O candidato do PSL dirigiu de sua casa toda a sua campanha através de redes sociais, após sofrer um atentado durante um comício em 6 de setembro em Juiz de Fora (MG).
O dia de votação, que convocou 147,3 milhões de brasileiros às urnas, transcorreu sem incidentes, e o presidente em fim de mandato, Michel Temer, assegurou que a transição entre os dois governos começará na segunda-feira (29).
Também cumprimentaram Bolsonaro o presidente americano, Donald Trump – que telefonou esta noite para cumprimentá-lo -, além dos chefes de Estado de Argentina, Colômbia e Chile.
– Alerta –
Apesar da campanha às pressas, Haddad contou com o apoio de milhões de brasileiros que se beneficiaram das políticas de inclusão social de Lula.
Mas esta identificação também trouxe consigo o índice de rejeição, já que para outros milhões de eleitores, Lula e PT são sinônimos de esquemas financeiros turvos para permanecer no poder.
Uma rejeição comparável apenas à do próprio Bolsonaro, que ao longo de seus 27 anos no Congresso ficou conhecido mais por suas declarações misóginas, racistas e homofóbicas.
Bolsonaro fez campanha com propostas como liberar o porte de armas para combater a insegurança galopante ou travar uma guerra sem trégua contra a corrupção.
Agora, no entanto, terá que governar.
“Há toda uma liturgia a que Bolsonaro terá que se adaptar. Esperemos que os limites institucionais funcionem corretamente e que essa verborragia que Bolsonaro teve como candidato se limite agora”, destacou à AFP Leandro Gabiati, diretor da consultoria Dominium.
Nem todo mundo se mostra tão otimista, e a ONG Human Rights Watch fez um apelo urgente a proteger os direitos democráticos no Brasil, após a vitória do ultradireitista, que no passado não hesitou em dizer à deputada Maria do Rosário que não a estupraria porque ela não merecia por ser muito feia ou que preferiria ter um filho morto em um acidente a que fosse gay.
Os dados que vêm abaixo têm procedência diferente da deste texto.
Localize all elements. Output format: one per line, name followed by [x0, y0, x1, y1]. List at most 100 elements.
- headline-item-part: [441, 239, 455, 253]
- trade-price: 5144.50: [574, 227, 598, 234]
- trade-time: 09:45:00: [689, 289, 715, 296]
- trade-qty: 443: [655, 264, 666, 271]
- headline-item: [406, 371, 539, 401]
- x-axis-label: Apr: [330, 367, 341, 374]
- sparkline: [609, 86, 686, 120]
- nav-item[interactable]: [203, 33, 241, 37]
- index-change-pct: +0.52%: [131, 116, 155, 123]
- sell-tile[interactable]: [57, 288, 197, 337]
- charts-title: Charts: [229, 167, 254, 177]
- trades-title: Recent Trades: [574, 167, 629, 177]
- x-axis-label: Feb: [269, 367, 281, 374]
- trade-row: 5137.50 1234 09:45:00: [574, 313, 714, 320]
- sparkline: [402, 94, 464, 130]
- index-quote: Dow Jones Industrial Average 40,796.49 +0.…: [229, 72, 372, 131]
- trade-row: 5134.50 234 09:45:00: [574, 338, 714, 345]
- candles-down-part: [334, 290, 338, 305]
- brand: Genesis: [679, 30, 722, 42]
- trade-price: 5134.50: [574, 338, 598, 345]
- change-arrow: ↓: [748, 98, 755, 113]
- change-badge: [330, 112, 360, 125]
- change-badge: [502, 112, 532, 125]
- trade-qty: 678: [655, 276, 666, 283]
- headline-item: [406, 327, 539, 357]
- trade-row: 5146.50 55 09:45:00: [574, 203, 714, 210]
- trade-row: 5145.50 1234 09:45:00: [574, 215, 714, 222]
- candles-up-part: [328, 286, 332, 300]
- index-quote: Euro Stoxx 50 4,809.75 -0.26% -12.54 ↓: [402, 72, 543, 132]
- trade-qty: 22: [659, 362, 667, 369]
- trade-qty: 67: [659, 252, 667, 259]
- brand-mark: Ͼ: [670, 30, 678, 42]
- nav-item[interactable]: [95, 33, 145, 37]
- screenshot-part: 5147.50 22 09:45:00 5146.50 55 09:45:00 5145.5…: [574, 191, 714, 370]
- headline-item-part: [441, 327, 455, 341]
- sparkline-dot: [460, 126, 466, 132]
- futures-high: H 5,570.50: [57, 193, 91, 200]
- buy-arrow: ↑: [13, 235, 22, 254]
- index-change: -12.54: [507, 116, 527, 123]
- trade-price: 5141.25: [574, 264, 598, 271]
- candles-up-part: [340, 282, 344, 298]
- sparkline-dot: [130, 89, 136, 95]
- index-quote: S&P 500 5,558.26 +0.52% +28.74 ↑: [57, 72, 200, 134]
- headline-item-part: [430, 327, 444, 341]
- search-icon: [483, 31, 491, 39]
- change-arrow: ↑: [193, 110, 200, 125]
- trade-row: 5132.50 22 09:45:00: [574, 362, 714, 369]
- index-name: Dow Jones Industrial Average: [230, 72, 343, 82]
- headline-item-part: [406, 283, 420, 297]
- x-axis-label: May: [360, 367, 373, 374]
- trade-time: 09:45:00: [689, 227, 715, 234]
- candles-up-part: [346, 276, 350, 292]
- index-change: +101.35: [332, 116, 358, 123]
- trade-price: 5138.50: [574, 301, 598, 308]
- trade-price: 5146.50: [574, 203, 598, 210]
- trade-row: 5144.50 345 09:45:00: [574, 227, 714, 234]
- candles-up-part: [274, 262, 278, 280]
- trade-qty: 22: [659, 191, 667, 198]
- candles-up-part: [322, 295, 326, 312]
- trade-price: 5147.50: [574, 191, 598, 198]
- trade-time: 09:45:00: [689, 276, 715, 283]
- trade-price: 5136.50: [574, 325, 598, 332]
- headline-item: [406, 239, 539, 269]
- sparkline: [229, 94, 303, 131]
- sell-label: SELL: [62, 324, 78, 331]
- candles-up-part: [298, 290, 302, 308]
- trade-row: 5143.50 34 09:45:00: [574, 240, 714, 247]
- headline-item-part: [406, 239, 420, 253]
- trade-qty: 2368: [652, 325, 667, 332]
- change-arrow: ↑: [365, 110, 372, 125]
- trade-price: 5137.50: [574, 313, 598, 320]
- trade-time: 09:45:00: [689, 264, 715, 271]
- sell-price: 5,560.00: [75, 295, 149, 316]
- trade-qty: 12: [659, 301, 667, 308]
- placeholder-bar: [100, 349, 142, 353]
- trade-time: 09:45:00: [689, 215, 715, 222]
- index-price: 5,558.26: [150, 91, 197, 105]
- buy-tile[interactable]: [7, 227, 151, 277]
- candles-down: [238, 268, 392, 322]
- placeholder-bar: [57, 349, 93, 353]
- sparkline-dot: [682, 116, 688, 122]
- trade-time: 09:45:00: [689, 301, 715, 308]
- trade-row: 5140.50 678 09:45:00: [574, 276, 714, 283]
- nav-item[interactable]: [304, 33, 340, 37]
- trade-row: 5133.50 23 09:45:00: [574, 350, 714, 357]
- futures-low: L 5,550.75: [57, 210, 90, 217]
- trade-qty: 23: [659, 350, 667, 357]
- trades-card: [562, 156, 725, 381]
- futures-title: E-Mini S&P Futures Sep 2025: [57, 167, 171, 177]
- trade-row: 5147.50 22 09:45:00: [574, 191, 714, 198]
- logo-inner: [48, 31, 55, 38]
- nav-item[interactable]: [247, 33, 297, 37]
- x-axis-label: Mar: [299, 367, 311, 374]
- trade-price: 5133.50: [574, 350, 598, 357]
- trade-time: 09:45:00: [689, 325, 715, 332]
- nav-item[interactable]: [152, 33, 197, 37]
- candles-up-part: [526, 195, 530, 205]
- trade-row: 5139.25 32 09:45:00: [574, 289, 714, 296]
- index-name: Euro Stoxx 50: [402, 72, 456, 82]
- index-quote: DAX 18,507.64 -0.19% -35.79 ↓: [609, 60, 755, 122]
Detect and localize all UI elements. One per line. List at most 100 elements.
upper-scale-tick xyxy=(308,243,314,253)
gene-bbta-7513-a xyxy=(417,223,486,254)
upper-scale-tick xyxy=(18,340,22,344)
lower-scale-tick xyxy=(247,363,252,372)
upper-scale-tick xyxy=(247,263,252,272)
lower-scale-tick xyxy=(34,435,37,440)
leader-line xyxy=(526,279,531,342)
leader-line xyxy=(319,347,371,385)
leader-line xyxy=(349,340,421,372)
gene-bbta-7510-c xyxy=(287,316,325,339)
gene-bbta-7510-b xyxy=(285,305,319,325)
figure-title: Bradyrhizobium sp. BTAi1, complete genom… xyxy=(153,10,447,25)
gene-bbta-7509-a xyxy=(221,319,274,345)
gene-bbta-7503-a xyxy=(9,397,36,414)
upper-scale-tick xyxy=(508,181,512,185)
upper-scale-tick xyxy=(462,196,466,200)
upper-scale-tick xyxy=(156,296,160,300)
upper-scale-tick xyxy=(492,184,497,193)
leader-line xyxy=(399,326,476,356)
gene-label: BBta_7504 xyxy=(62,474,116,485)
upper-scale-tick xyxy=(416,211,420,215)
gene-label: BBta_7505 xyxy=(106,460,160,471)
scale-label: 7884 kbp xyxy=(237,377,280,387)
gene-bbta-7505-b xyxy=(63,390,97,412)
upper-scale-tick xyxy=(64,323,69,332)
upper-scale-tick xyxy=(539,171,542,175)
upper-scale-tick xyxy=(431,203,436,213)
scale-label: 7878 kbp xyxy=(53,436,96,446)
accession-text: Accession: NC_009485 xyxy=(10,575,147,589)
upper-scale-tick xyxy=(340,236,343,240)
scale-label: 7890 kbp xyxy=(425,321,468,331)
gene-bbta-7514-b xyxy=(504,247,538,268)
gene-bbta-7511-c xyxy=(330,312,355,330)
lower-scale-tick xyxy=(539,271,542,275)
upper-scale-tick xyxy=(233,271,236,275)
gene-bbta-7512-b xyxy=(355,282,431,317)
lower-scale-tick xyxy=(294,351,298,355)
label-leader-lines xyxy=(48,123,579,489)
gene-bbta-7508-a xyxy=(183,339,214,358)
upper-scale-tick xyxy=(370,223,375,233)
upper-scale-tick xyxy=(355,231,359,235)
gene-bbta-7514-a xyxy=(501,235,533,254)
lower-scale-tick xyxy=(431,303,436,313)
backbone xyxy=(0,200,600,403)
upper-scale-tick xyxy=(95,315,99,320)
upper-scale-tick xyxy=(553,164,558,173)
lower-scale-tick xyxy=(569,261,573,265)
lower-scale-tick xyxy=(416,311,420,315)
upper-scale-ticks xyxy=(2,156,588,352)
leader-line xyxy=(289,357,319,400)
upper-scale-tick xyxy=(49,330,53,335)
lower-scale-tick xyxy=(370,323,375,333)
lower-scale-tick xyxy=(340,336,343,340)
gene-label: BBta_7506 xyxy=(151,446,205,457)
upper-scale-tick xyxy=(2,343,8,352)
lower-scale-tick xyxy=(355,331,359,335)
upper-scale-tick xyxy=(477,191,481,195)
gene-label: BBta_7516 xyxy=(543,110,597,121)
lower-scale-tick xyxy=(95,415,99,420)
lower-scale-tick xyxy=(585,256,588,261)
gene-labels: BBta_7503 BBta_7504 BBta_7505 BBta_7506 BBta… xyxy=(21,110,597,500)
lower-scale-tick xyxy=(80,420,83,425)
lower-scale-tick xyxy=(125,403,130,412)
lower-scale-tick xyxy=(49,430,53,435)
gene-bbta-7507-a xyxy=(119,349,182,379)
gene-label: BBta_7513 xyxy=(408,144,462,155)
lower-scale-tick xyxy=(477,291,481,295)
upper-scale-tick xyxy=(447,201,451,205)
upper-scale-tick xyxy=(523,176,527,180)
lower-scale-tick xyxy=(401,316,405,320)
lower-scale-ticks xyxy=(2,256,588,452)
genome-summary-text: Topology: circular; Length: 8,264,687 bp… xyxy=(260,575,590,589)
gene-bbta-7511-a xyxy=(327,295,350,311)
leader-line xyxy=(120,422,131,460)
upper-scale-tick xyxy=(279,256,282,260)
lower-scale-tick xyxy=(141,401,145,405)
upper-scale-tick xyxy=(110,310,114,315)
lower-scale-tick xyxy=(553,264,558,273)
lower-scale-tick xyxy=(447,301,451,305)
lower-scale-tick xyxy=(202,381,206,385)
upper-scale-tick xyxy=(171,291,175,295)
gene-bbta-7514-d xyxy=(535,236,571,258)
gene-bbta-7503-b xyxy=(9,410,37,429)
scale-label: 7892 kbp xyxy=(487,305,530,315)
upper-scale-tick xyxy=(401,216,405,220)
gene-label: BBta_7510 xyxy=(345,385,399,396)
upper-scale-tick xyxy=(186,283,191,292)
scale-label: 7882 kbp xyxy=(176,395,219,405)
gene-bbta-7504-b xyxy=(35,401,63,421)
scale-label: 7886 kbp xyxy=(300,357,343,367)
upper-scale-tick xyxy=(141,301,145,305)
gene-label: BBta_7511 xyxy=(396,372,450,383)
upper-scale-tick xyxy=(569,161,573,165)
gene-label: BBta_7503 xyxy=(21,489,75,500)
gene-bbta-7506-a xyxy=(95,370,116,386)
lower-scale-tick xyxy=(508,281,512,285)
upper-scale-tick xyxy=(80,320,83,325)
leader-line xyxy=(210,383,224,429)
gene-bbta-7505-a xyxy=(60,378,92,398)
“Bolsonaro representa uma posição de descrédito nas instituições e, do poder, poderia avançar nesta desconstrução da democracia”, alertou Tomaz Paoliello, professor da Universidade Pontifícia de São Paulo.
Bolsonaro assumirá a presidência em 1o. de janeiro para um mandato de quatro anos.
A partir de então, seu guru econômico, Paulo Guedes, tentará lançar um programa de privatizações para reduzir a dívida e reativar a economia, que vem de dois anos de recessão e dois de fraco crescimento.
O novo presidente do Brasil terá que lidar com um Congresso com partidos enfraquecidos pelos escândalos e dominado pelos lobbies conservadores do agronegócio, das igrejas evangélicas e dos defensores do porte de armas.